1) Giver or Taker part 2
Ex-NBA All-Star gives advice on how to handle the financial and social pressures of celebrity and wealth.
He explains on his voicemail how he wanted people to identify themselves as 1) Addition 2) Subtractor 3) Divider 4) Multiplier. Some of us are unconsciously subtractors and dividers.
The very end of the video, Jalen talks about how to not connect good people with bad people in your network in the “Female Assistant” role.

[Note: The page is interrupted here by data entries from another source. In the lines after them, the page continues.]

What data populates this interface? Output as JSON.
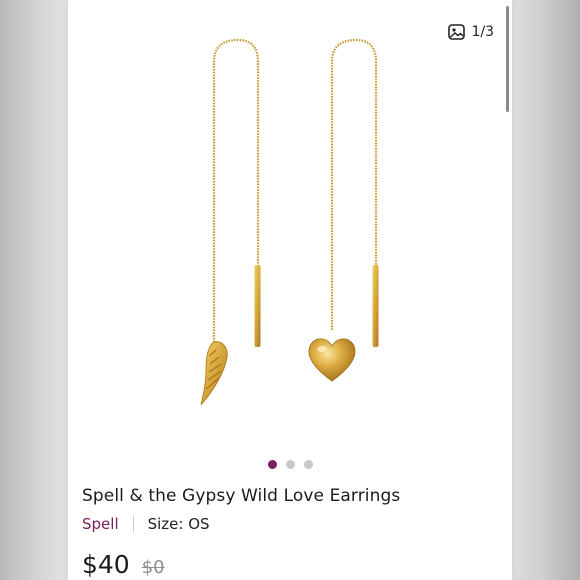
{
  "gallery": {
    "counter": "1/3",
    "counter_icon": "image-gallery-icon",
    "dots": 3,
    "active_dot": 0
  },
  "product": {
    "title": "Spell & the Gypsy Wild Love Earrings",
    "brand": "Spell",
    "size": "Size: OS",
    "price": "$40",
    "original_price": "$0"
  },
  "colors": {
    "brand_accent": "#7a1f5c",
    "gold": "#d6a53a"
  }
}
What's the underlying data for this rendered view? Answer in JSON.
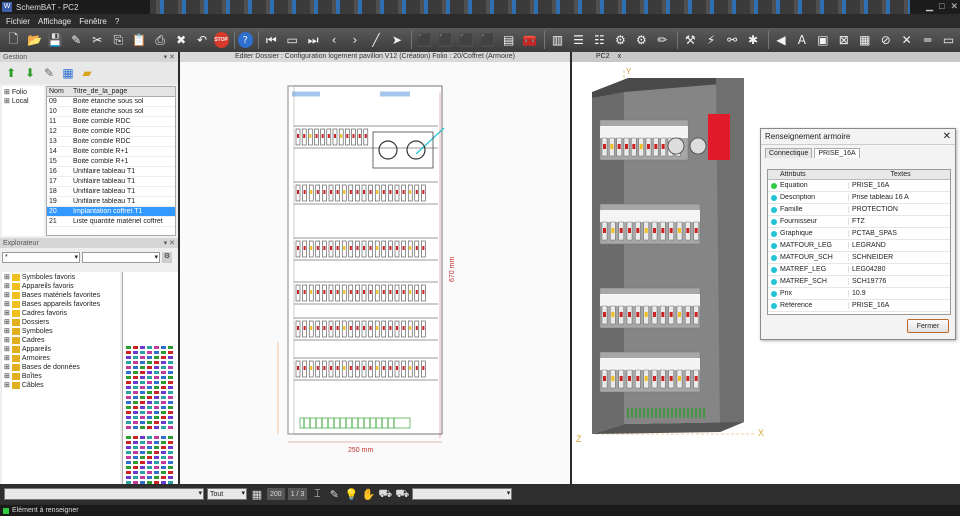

2) Don’t go to general networking events
I went to a general meetup of professionals. I don’t really know what I was looking for since I was not really looking to sell anything but I was curious because it seemed like a nice downtown venue and with over 100 participants. Unfortunately, the crowd was a bit tough to break into (I’m not the natural extrovert) because I was talking about real estate investing. The group median age was in its early 30s with a vast array of professions and industries. The majority of the people there were very career focused (trading time for money) or technical in trade. I also found that the level of participants were mostly entry level in terms of career stage and thus the reason they are hustling for leads, networking, and even jobs. Needless to say, these people did not have much money to collaborate in a real estate deals and even if they did they were not drinking the Real Estate Kool-Aide and were into their JOBs (just over broke) and “401k 4-Life”. Suffice to say I am going to be more selective in my networking events as I try to find other like-minded investors but here are some fun observations.
I realize that one can call BS and say that I had a negative mindset and that I was not networking for quality or building a long-term relationships. However, I got the feeling that a lot of the people in the room were just interested in passing out cards and with the “what can I get mindset” which is typical for the scarcity mindset population. Here are a couple fun examples:
1. One broker for a large bank was hopping around the room (rudely/awkwardly) interrupting conversations, asking to collect cards, saying that they have 1% money market accounts but you have to have over $100,000 in your account. I don’t know what was worse, her tactics or those interest terms. Just to give her the benefit of the doubt I attempted to find some way she could sell her services to me and since I have gotten portfolio from small banks, I inquired about similar options with Balls Fargo. Her response was that she “was just collecting cards tonight”… ok I get it… BTW I ran out of cards at that point.
2. I had one Realtor give me a card after we exchanged our backgrounds and he did not even look me in the eye as he checked out the woman’s backside who walked by. (wtf) The other funny thing was that I told him I don’t purchase in Washington State (due to cashflow) especially MLS retail, so why would he try to jam a card down my throat. The dude was in his mid-50s which I saw as really sad that this guy still did not get it – the whole holistic networking philosophy. I believe there is always a way two people can help each other to gain synergy – other than one person selling the other person with their product or services.
3. There were a few guys there just hitting on women. I felt like I was in a meat market especially in the second half of the evening.
4. And no night could be without a few bearded 22-year-olds who are referring to the “secret” and sell knives and other yummy supplements (MLM).
The saying “you pay for what you get” applies here. The cost for this event was $15 and it included a free drink… which I needed. In hindsight, the low price tag barrier to entry was the red flag. Not saying that the entrance fee is everything but the people who pay 10 dollars to attend a Meetup are a lot different than attendees that attend a free one. Take that a step forward and think of the abundance of opportunities with these heavy hitters at events that are charging $500-$15,000. The paradigm shift should be instead of attending all these events, take your money and go to the most expensive one you can and concentrate there.
The second red flag was that this was a ‘Networking’ event. Typically networking evening are just plain bad because everyone is out for something. If someone had truly made it and able to move mountains they ain’t going to no ‘Networking’ event.
Good lord… this introvert needs go home and recharge his batteries.
Find a mentor:
- Listen to Tim Ferriss talk about this in the first 20 minutes of this podcast
- One of the biggest attributes you need to be successful is self-awareness. Look I get it when we are kids and teens we are idiots! Some adults and older adults still act like that. Knowing how you come across to people is one of the humbling yet critical pieces of anyone’s development.
SPC GIT ‘ER DONE PLAN:
1) Always help people first… there is no social contract for Quid Pro Quo in networking but be sure to be able to define what you are looking for
2) Be selective and go to events where attendees are curated – I believe that it’s better to go to the higher end networking events because of the caliber of participants are so much higher and these people have the abundance mindset and ability to put make things happen.